Hi,

As I understand it any statement that fails with a foreign key error should not be written to the binlog and subsequently should not execute on the slave. Referring to the InnoDB manual, section 4.5:
"If a statement fails, for example, because of a foreign key violation, then the statement is not written to the binlog, and consequently not replicated to the slave"


Based on this I am wondering why I might get the following entry in my binlog:

#030702 17:17:14 server id 1 log_pos 564513531 Query thread_id=6313269 exec_time=0 error_code=1217
use image;
SET TIMESTAMP=1057191434;
delete from image.image_records where image_collection_id=228;


(where error_code=1217 is, according to http://www.mysql.com/doc/en/Error-returns.html, ER_ROW_IS_REFERENCED).

This then leads into another issue. Because this command was written to the binlog it was executed on the slave. Presumably it resulted in the same return code (1217), as one mght expect with consistent data between master and slave, as the slave replication did not halt. However, it appears that the order in which InnoDB deletes records is non-deterministic, because a different set of rows were removed from the slave than from the master (suggesting they were deleted in a different order).
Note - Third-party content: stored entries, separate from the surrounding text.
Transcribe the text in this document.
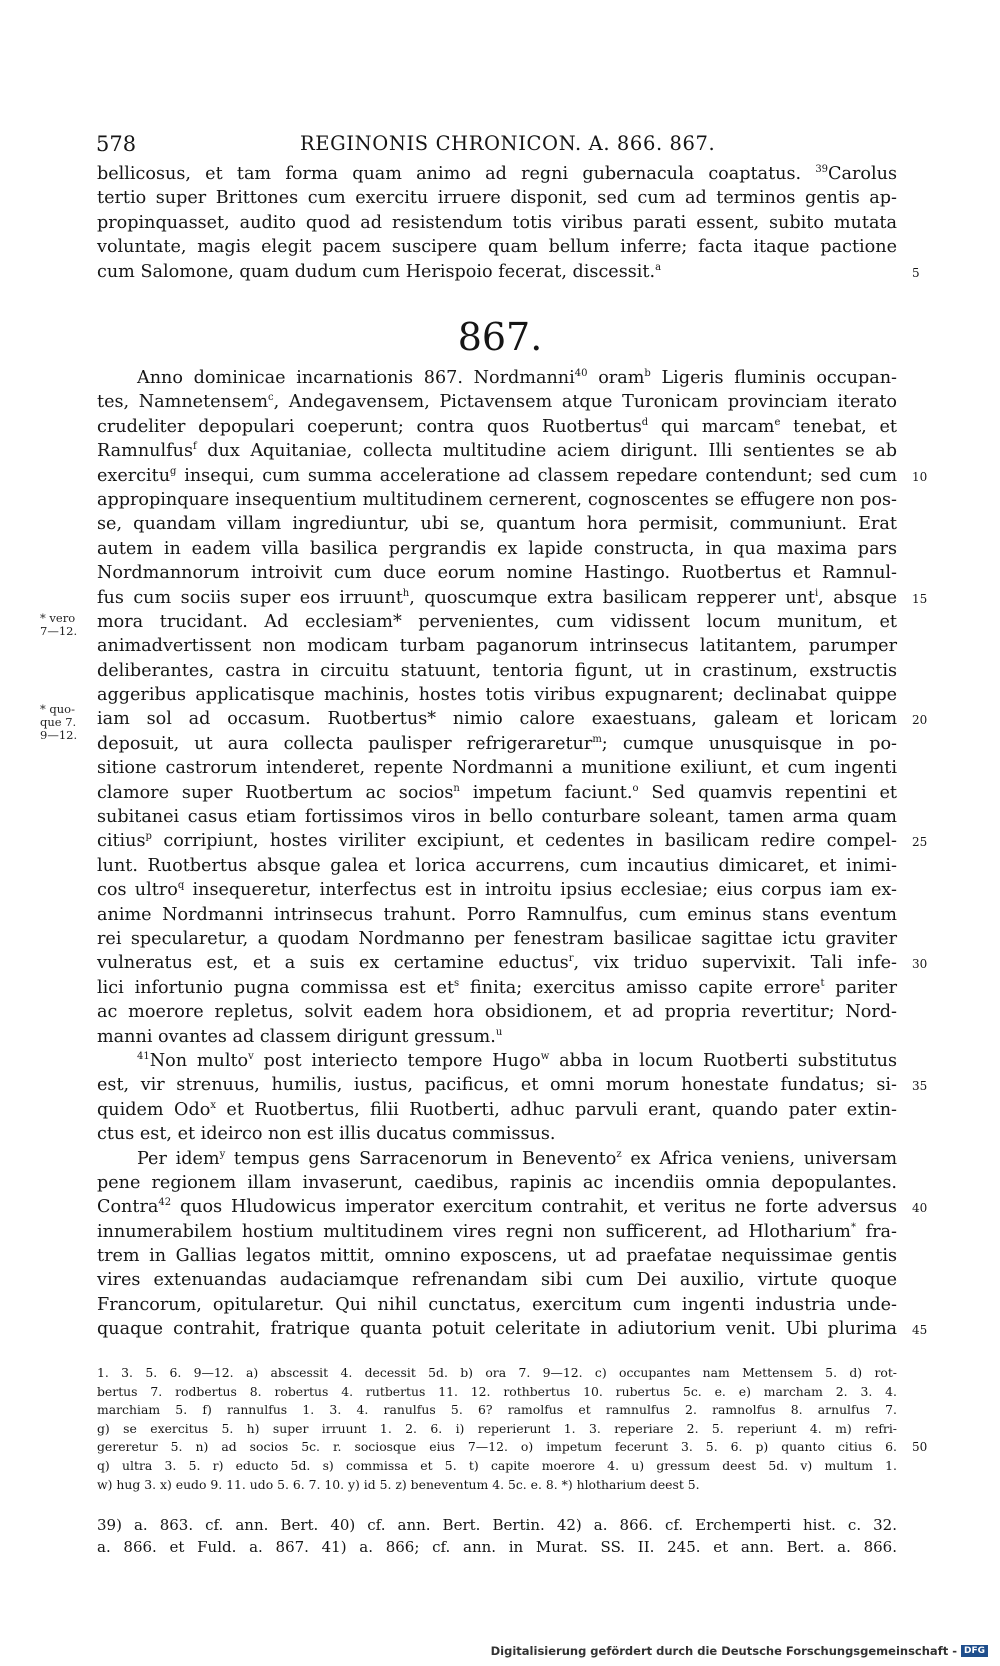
578	REGINONIS CHRONICON. A. 866. 867.
bellicosus, et tam forma quam animo ad regni gubernacula coaptatus. $^{39}$Carolus
tertio super Brittones cum exercitu irruere disponit, sed cum ad terminos gentis ap-
propinquasset, audito quod ad resistendum totis viribus parati essent, subito mutata
voluntate, magis elegit pacem suscipere quam bellum inferre; facta itaque pactione
cum Salomone, quam dudum cum Herispoio fecerat, discessit.$^a$	5
867.
Anno dominicae incarnationis 867. Nordmanni$^{40}$ oram$^b$ Ligeris fluminis occupan-
tes, Namnetensem$^c$, Andegavensem, Pictavensem atque Turonicam provinciam iterato
crudeliter depopulari coeperunt; contra quos Ruotbertus$^d$ qui marcam$^e$ tenebat, et
Ramnulfus$^f$ dux Aquitaniae, collecta multitudine aciem dirigunt. Illi sentientes se ab
exercitu$^g$ insequi, cum summa acceleratione ad classem repedare contendunt; sed cum 10
appropinquare insequentium multitudinem cernerent, cognoscentes se effugere non pos-
se, quandam villam ingrediuntur, ubi se, quantum hora permisit, communiunt. Erat
autem in eadem villa basilica pergrandis ex lapide constructa, in qua maxima pars
Nordmannorum introivit cum duce eorum nomine Hastingo. Ruotbertus et Ramnul-
fus cum sociis super eos irruunt$^h$, quoscumque extra basilicam repperer unt$^i$, absque 15
mora trucidant. Ad ecclesiam* pervenientes, cum vidissent locum munitum, et
animadvertissent non modicam turbam paganorum intrinsecus latitantem, parumper
deliberantes, castra in circuitu statuunt, tentoria figunt, ut in crastinum, exstructis
aggeribus applicatisque machinis, hostes totis viribus expugnarent; declinabat quippe
iam sol ad occasum. Ruotbertus* nimio calore exaestuans, galeam et loricam 20
deposuit, ut aura collecta paulisper refrigeraretur$^m$; cumque unusquisque in po-
sitione castrorum intenderet, repente Nordmanni a munitione exiliunt, et cum ingenti
clamore super Ruotbertum ac socios$^n$ impetum faciunt.$^o$ Sed quamvis repentini et
subitanei casus etiam fortissimos viros in bello conturbare soleant, tamen arma quam
citius$^p$ corripiunt, hostes viriliter excipiunt, et cedentes in basilicam redire compel- 25
lunt. Ruotbertus absque galea et lorica accurrens, cum incautius dimicaret, et inimi-
cos ultro$^q$ insequeretur, interfectus est in introitu ipsius ecclesiae; eius corpus iam ex-
anime Nordmanni intrinsecus trahunt. Porro Ramnulfus, cum eminus stans eventum
rei specularetur, a quodam Nordmanno per fenestram basilicae sagittae ictu graviter
vulneratus est, et a suis ex certamine eductus$^r$, vix triduo supervixit. Tali infe- 30
lici infortunio pugna commissa est $et^s$ finita; exercitus amisso capite errore$^t$ pariter
ac moerore repletus, solvit eadem hora obsidionem, et ad propria revertitur; Nord-
manni ovantes ad classem dirigunt gressum.$^u$
$^{41}$Non multo$^v$ post interiecto tempore Hugo$^w$ abba in locum Ruotberti substitutus
est, vir strenuus, humilis, iustus, pacificus, et omni morum honestate fundatus; si- 35
quidem Odo$^x$ et Ruotbertus, filii Ruotberti, adhuc parvuli erant, quando pater extin-
ctus est, et ideirco non est illis ducatus commissus.
Per idem$^y$ tempus gens Sarracenorum in Benevento$^z$ ex Africa veniens, universam
pene regionem illam invaserunt, caedibus, rapinis ac incendiis omnia depopulantes.
Contra$^{42}$ quos Hludowicus imperator exercitum contrahit, et veritus ne forte adversus 40
innumerabilem hostium multitudinem vires regni non sufficerent, ad Hlotharium* fra-
trem in Gallias legatos mittit, omnino exposcens, ut ad praefatae nequissimae gentis
vires extenuandas audaciamque refrenandam sibi cum Dei auxilio, virtute quoque
Francorum, opitularetur. Qui nihil cunctatus, exercitum cum ingenti industria unde-
quaque contrahit, fratrique quanta potuit celeritate in adiutorium venit. Ubi plurima 45
* vero
7—12.
* quo-
que 7.
9—12.
1. 3. 5. 6. 9—12. a) abscessit 4. decessit 5d. b) ora 7. 9—12. c) occupantes nam Mettensem 5. d) rot-
bertus 7. rodbertus 8. robertus 4. rutbertus 11. 12. rothbertus 10. rubertus 5c. e. e) marcham 2. 3. 4.
marchiam 5. f) rannulfus 1. 3. 4. ranulfus 5. 6? ramolfus et ramnulfus 2. ramnolfus 8. arnulfus 7.
g) se exercitus 5. h) super irruunt 1. 2. 6. i) reperierunt 1. 3. reperiare 2. 5. reperiunt 4. m) refri-
gereretur 5. n) ad socios 5c. r. sociosque eius 7—12. o) impetum fecerunt 3. 5. 6. p) quanto citius 6. 50
q) ultra 3. 5. r) educto 5d. s) commissa et 5. t) capite moerore 4. u) gressum deest 5d. v) multum 1.
w) hug 3. x) eudo 9. 11. udo 5. 6. 7. 10. y) id 5. z) beneventum 4. 5c. e. 8. *) hlotharium deest 5.
39) a. 863. cf. ann. Bert. 40) cf. ann. Bert. Bertin. 42) a. 866. cf. Erchemperti hist. c. 32.
a. 866. et Fuld. a. 867. 41) a. 866; cf. ann. in Murat. SS. II. 245. et ann. Bert. a. 866.
Digitalisierung gefördert durch die Deutsche Forschungsgemeinschaft - DFG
This again makes me wonder why such a statement could make any permanent change to either the master or the slave, as I would expect the transaction in which it runs to be rolled back when the command fails. Is this an issue in the InnoDB transaction model that is known?

For some background info:
This table uses self-referencing foreign keys (pigs ear joins): row x in the table can reference row y.
There are no cascading delete/update rules on the foreign key
MySQL version is 4.0.12, running on Redhat 7.3
In grepping several gigs of logfiles this is the only occurence of error_code=1217 that I can find.


I've not had a chance to experiment heavily with reproducing this issue but will attempt to do so shortly and raise an appropriate report with suitable schema and data if necessary. For now, if anyone could shed some light I'd be most appreciative.